The prizes, initiated by Charles Pachter in 2012 for a period of three years are now supported by William and Meredith Saunderson and will continue through 2017. The $5,000 prizes are intended to nurture emerging talent in the visual arts in Canada.

Amy Malbeuf
Amy Malbeuf is a Métis visual artist from Rich Lake, Alberta. Through utilizing mediums such as caribou hair tufting, beadwork, installation, performance, and video, Malbeuf explores notions of identity, language, and ecology. She has participated in many international artist residencies and has exhibited her work nationally and internationally. She holds an MFA from the University of British Columbia Okanagan.

Jeneen Frei Njootli
Jeneen Frei Njootli is a Vuntut Gwitchin artist and a founding member of the ReMatriate collective.
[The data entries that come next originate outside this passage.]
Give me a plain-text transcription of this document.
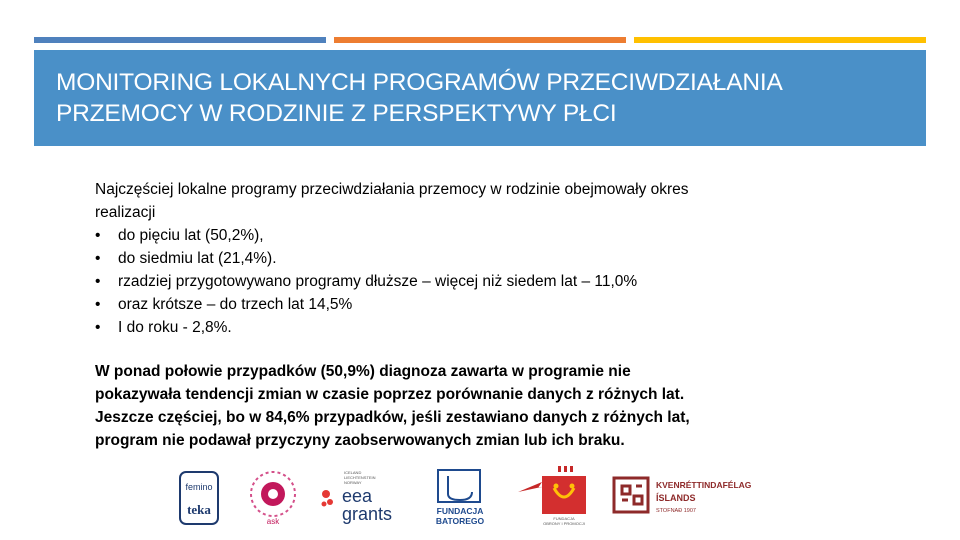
MONITORING LOKALNYCH PROGRAMÓW PRZECIWDZIAŁANIA
PRZEMOCY W RODZINIE Z PERSPEKTYWY PŁCI
Najczęściej lokalne programy przeciwdziałania przemocy w rodzinie obejmowały okres
realizacji
• do pięciu lat (50,2%),
• do siedmiu lat (21,4%).
• rzadziej przygotowywano programy dłuższe – więcej niż siedem lat – 11,0%
• oraz krótsze – do trzech lat 14,5%
• I do roku - 2,8%.
W ponad połowie przypadków (50,9%) diagnoza zawarta w programie nie
pokazywała tendencji zmian w czasie poprzez porównanie danych z różnych lat.
Jeszcze częściej, bo w 84,6% przypadków, jeśli zestawiano danych z różnych lat,
program nie podawał przyczyny zaobserwowanych zmian lub ich braku.
femino
teka
ask
ICELAND
LIECHTENSTEIN
NORWAY
eea
grants	FUNDACJA
BATOREGO	FUNDACJA
OBRONY I PROMOCJI
KVENRÉTTINDAFÉLAG
ÍSLANDS
STOFNAÐ 1907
In 2012, she graduated from Emily Carr University with a Bachelor of Fine Arts and went on to a Visual Art Studio Work Study position at The Banff Centre, followed by two thematic residencies there. She recently completed her Master of Fine Arts degree from the University of British Columbia as an uninvited guest on unceded Musqueam, Squamish and Tsleil-Waututh territories. Performance artist, curator, fashion designer, workshop facilitator and crime-prevention youth-coordinator are some of the positions Frei Njootli has held while exhibiting across Canada. She has an upcoming solo exhibition at Macaulay & Co. Fine Arts in Vancouver, January 2017. Frei Njootli is from Old Crow, Yukon, and lives in Vancouver, British Columbia.
Photo by Martin Dee

Olivia Whetung
Olivia Whetung is anishinaabekwe and a member of Curve Lake First Nation. She completed her BFA with a minor in anishinaabemowin at Algoma University in 2013, and her MFA at the University of British Columbia in 2016. Whetung works in various media including beadwork, printmaking, and digital media. Her work explores acts of/active native presence, as well as the challenges of working with/in/through Indigenous languages in an art world dominated by the English language. Her work is informed in part by her experiences as an anishinaabemowin learner. Whetung is a recipient of a CGS-M Social Sciences and Humanities Research Council Award and an Aboriginal Graduate Fellowship. Whetung is from the area now called the Kawarthas, and presently resides on Chemong Lake.